By Mary Hearty

Despite the tremendous positive impacts brought by the World Wide Web, there is a rise of online abuse which is increasing threats to global progress on women’s rights and empowerment.

Also, majority of women are not connected to the web, preventing millions from using the web to learn, earn and make their voices heard.

Sir Tim Berners-Lee in his open letter during the 31st birthday of the web said that he is seriously concerned that online harms are threatening the significant development that has been made on gender equality.

According to a new global research conducted by Sir Tim Berners-Lee’s Web Foundation and the World Association of Girl Guides and Girl Scout, more than half of young women have experienced online abuse and harassment.

Among them include aggressive messages, sexual harassments and the sharing of private images without their consent.

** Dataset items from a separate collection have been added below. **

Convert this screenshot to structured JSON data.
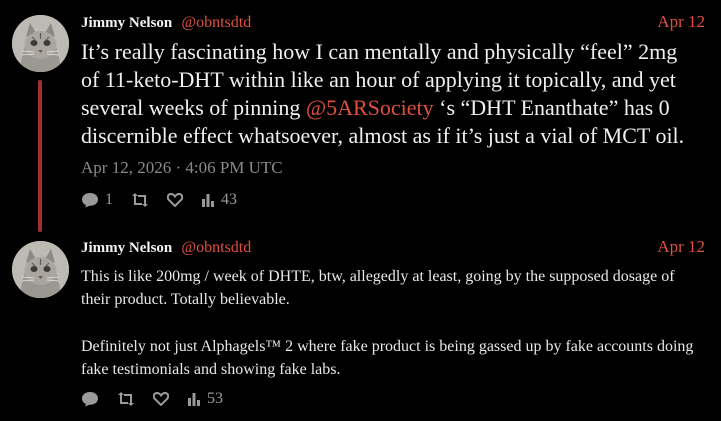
{
  "posts": [
    {
      "author": "Jimmy Nelson",
      "handle": "@obntsdtd",
      "date": "Apr 12",
      "body_before": "It’s really fascinating how I can mentally and physically “feel” 2mg of 11-keto-DHT within like an hour of applying it topically, and yet several weeks of pinning ",
      "mention": "@5ARSociety",
      "body_after": " ‘s “DHT Enanthate” has 0 discernible effect whatsoever, almost as if it’s just a vial of MCT oil.",
      "timestamp": "Apr 12, 2026 · 4:06 PM UTC",
      "replies": "1",
      "stats": "43"
    },
    {
      "author": "Jimmy Nelson",
      "handle": "@obntsdtd",
      "date": "Apr 12",
      "para1": "This is like 200mg / week of DHTE, btw, allegedly at least, going by the supposed dosage of their product. Totally believable.",
      "para2": "Definitely not just Alphagels™ 2 where fake product is being gassed up by fake accounts doing fake testimonials and showing fake labs.",
      "stats": "53"
    }
  ],
  "colors": {
    "accent": "#e0503e",
    "thread": "#a03030",
    "muted": "#8a8a8a",
    "background": "#000000"
  },
  "icons": [
    "comment-icon",
    "retweet-icon",
    "heart-icon",
    "stats-icon"
  ]
}
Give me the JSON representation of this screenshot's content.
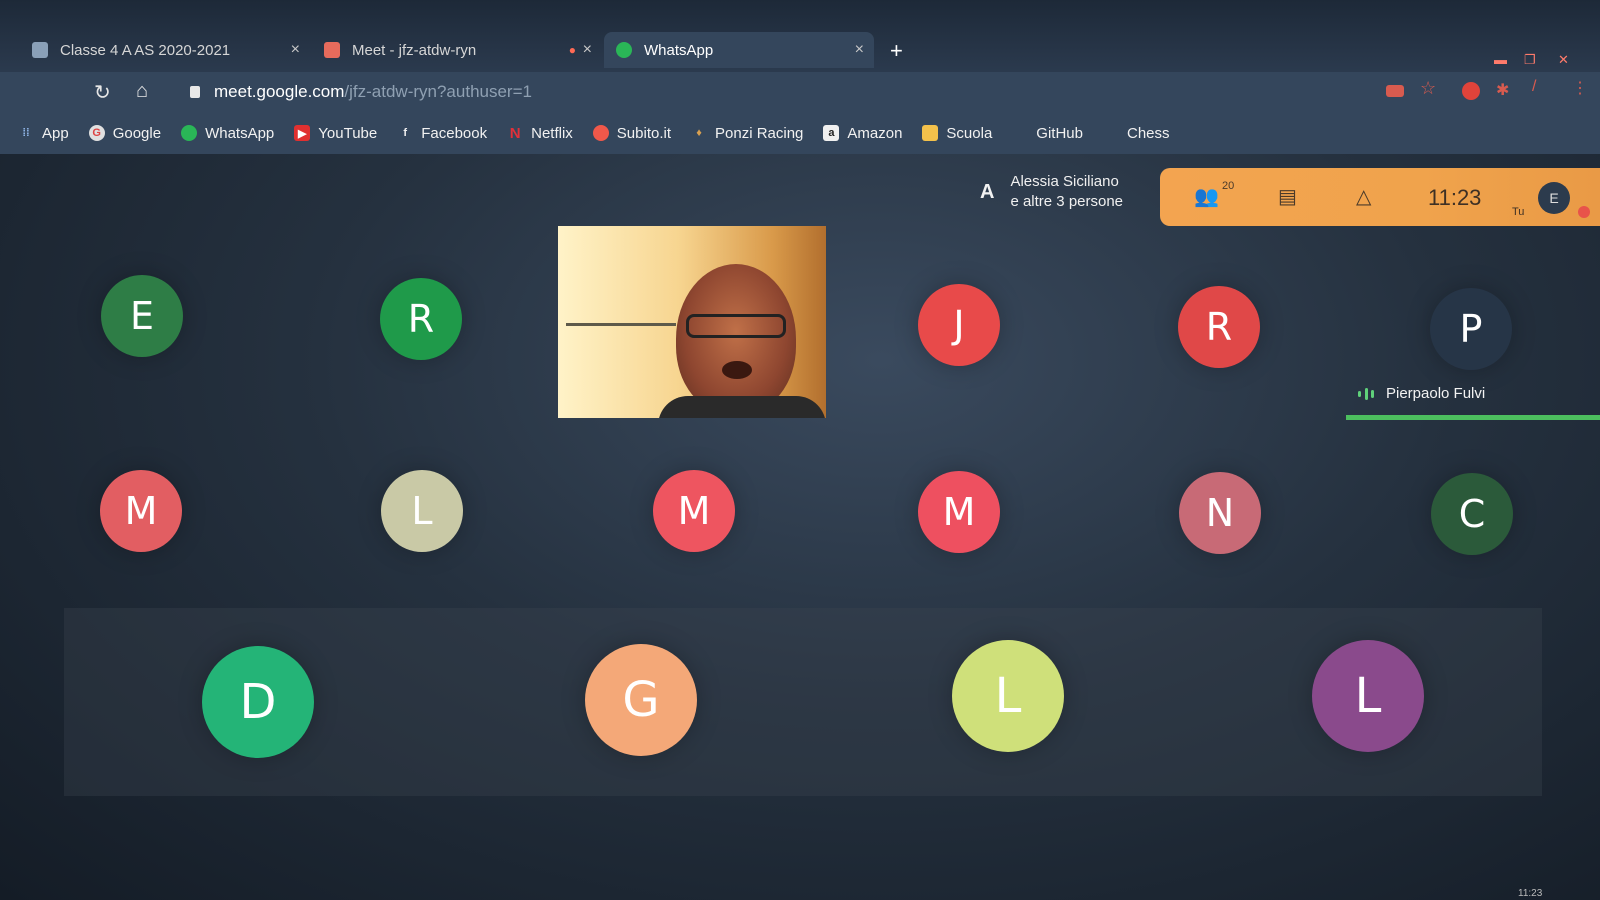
{
  "browser": {
    "tabs": [
      {
        "label": "Classe 4 A AS 2020-2021",
        "close": "×"
      },
      {
        "label": "Meet - jfz-atdw-ryn",
        "close": "×"
      },
      {
        "label": "WhatsApp",
        "close": "×"
      }
    ],
    "new_tab": "+",
    "url_host": "meet.google.com",
    "url_path": "/jfz-atdw-ryn?authuser=1",
    "bookmarks": [
      {
        "label": "App",
        "icon": "apps-grid-icon",
        "color": "#4a6fa5"
      },
      {
        "label": "Google",
        "icon": "google-icon",
        "color": "#e0e0e0"
      },
      {
        "label": "WhatsApp",
        "icon": "whatsapp-icon",
        "color": "#2ab657"
      },
      {
        "label": "YouTube",
        "icon": "youtube-icon",
        "color": "#e03030"
      },
      {
        "label": "Facebook",
        "icon": "facebook-icon",
        "color": "#3b5998"
      },
      {
        "label": "Netflix",
        "icon": "netflix-icon",
        "color": "#d81f26"
      },
      {
        "label": "Subito.it",
        "icon": "subito-icon",
        "color": "#f0584a"
      },
      {
        "label": "Ponzi Racing",
        "icon": "ponzi-racing-icon",
        "color": "#d8a050"
      },
      {
        "label": "Amazon",
        "icon": "amazon-icon",
        "color": "#f0f0f0"
      },
      {
        "label": "Scuola",
        "icon": "folder-icon",
        "color": "#f3c14b"
      },
      {
        "label": "GitHub",
        "icon": "folder-icon",
        "color": "#f3c14b"
      },
      {
        "label": "Chess",
        "icon": "folder-icon",
        "color": "#f3c14b"
      }
    ]
  },
  "meet": {
    "presenter_letter": "A",
    "presenter_line1": "Alessia Siciliano",
    "presenter_line2": "e altre 3 persone",
    "people_count": "20",
    "clock": "11:23",
    "you_label": "Tu",
    "self_initial": "E",
    "speaker_name": "Pierpaolo Fulvi",
    "participants_row1": [
      {
        "initial": "E",
        "color": "#2e7d46"
      },
      {
        "initial": "R",
        "color": "#1f9a4a"
      },
      {
        "initial": "J",
        "color": "#e84a4a"
      },
      {
        "initial": "R",
        "color": "#e04848"
      },
      {
        "initial": "P",
        "color": "#263547"
      }
    ],
    "participants_row2": [
      {
        "initial": "M",
        "color": "#e25e62"
      },
      {
        "initial": "L",
        "color": "#c9c9a6"
      },
      {
        "initial": "M",
        "color": "#ee5560"
      },
      {
        "initial": "M",
        "color": "#ee5060"
      },
      {
        "initial": "N",
        "color": "#c86a76"
      },
      {
        "initial": "C",
        "color": "#2b5a3a"
      }
    ],
    "participants_row3": [
      {
        "initial": "D",
        "color": "#24b477"
      },
      {
        "initial": "G",
        "color": "#f4a878"
      },
      {
        "initial": "L",
        "color": "#cfe07a"
      },
      {
        "initial": "L",
        "color": "#8a4a8c"
      }
    ]
  },
  "taskbar_time": "11:23"
}
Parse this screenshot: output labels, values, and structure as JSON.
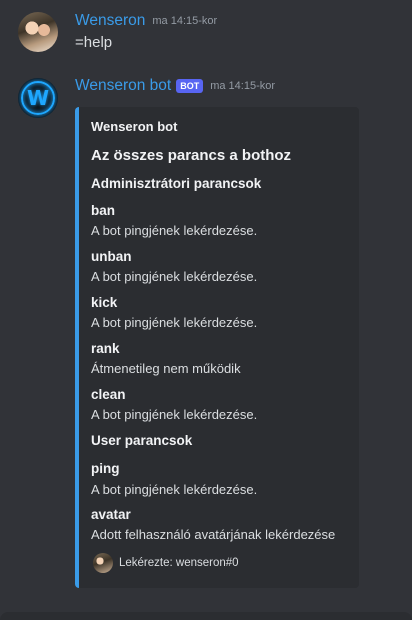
{
  "message1": {
    "username": "Wenseron",
    "timestamp": "ma 14:15-kor",
    "content": "=help"
  },
  "message2": {
    "username": "Wenseron bot",
    "bot_tag": "BOT",
    "timestamp": "ma 14:15-kor",
    "avatar_letter": "W",
    "embed": {
      "author": "Wenseron bot",
      "title": "Az összes parancs a bothoz",
      "sections": [
        {
          "heading": "Adminisztrátori parancsok",
          "fields": [
            {
              "name": "ban",
              "value": "A bot pingjének lekérdezése."
            },
            {
              "name": "unban",
              "value": "A bot pingjének lekérdezése."
            },
            {
              "name": "kick",
              "value": "A bot pingjének lekérdezése."
            },
            {
              "name": "rank",
              "value": "Átmenetileg nem működik"
            },
            {
              "name": "clean",
              "value": "A bot pingjének lekérdezése."
            }
          ]
        },
        {
          "heading": "User parancsok",
          "fields": [
            {
              "name": "ping",
              "value": "A bot pingjének lekérdezése."
            },
            {
              "name": "avatar",
              "value": "Adott felhasználó avatárjának lekérdezése"
            }
          ]
        }
      ],
      "footer": "Lekérezte: wenseron#0"
    }
  },
  "colors": {
    "background": "#313338",
    "embed_background": "#2b2d31",
    "embed_accent": "#3a9be8",
    "username": "#3a9be8",
    "bot_tag": "#5865f2"
  }
}
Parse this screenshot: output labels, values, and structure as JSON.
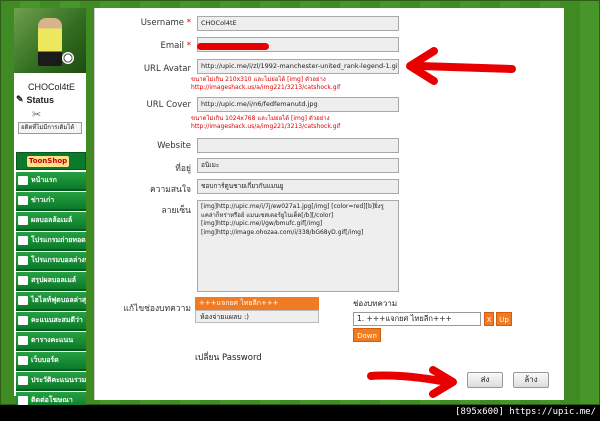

Maria, a young leader for the Girl Guides Association of Cyprus was surveyed on the issue.

She said, “As a girl, I spent time learning from the Internet. However, I was not prepared for the inappropriate photos and comments I would receive from people online, for people making fun of me, for being blackmailed.”

“Online harassment has a deep impact on the girls being targeted and allows a harmful, silencing culture to develop,” she added.

The online mistreatment forces women out of jobs and causes girls to drop out of school. In addition, it damages relationships leading to terrific distress.

Constant online harassment makes women quiet and denies the world of their opinions and ideas, with female journalists and politicians pushed off social media and bullied out of office.

Moreover, a survey from United Nations Children’s Emergency Fund (UNICEF) found that 40% of women journalists said they avoided reporting on certain stories because of expected harassment.

Similarly, continuous abuse directed at female politicians on social media is reducing their confidence to seek re-election.

The survey also found that the odds of young women who have undergone social media abuse attempting suicide were 3.1 times higher than those who have not experienced it.

Many companies and governments are working hard to fight online gender discrimination among women but their action towards it has been too slow and too small.

“The crisis facing women and girls online is one of global proportions. We need a world where women can go online without being harassed; where they can run for office without fear of anti-feminist abuse,” said Emily Sharpe, Web Foundation Director of Policy.

For instance, the coronavirus outbreak greatly demonstrates just how urgently we need a collective action responsibility. This is because the pandemic has forced offices and schools to be closed.

Consequently, it has left everyone with no choice but to resort to telecommuting, educating our children and reading important information over the web to keep us safe.

As 2020 marks 25 years since 189 countries agreed on an ambitious global plan to empower women, and just ten years from the global deadline to reach gender equality, it is critical to resolve online gender inequality.

“2020 is a year of opportunity to radically accelerate women’s empowerment, as decision-makers from around the world debate plans to achieve gender equality by 2030. Committed action to tackle online threats to women and girls must be at the heart of those discussions,” said Sharpe.

Therefore, to ensure the web empowers women, we need the attention of all those that shape technology, from CEOs and engineers to academics and public officials.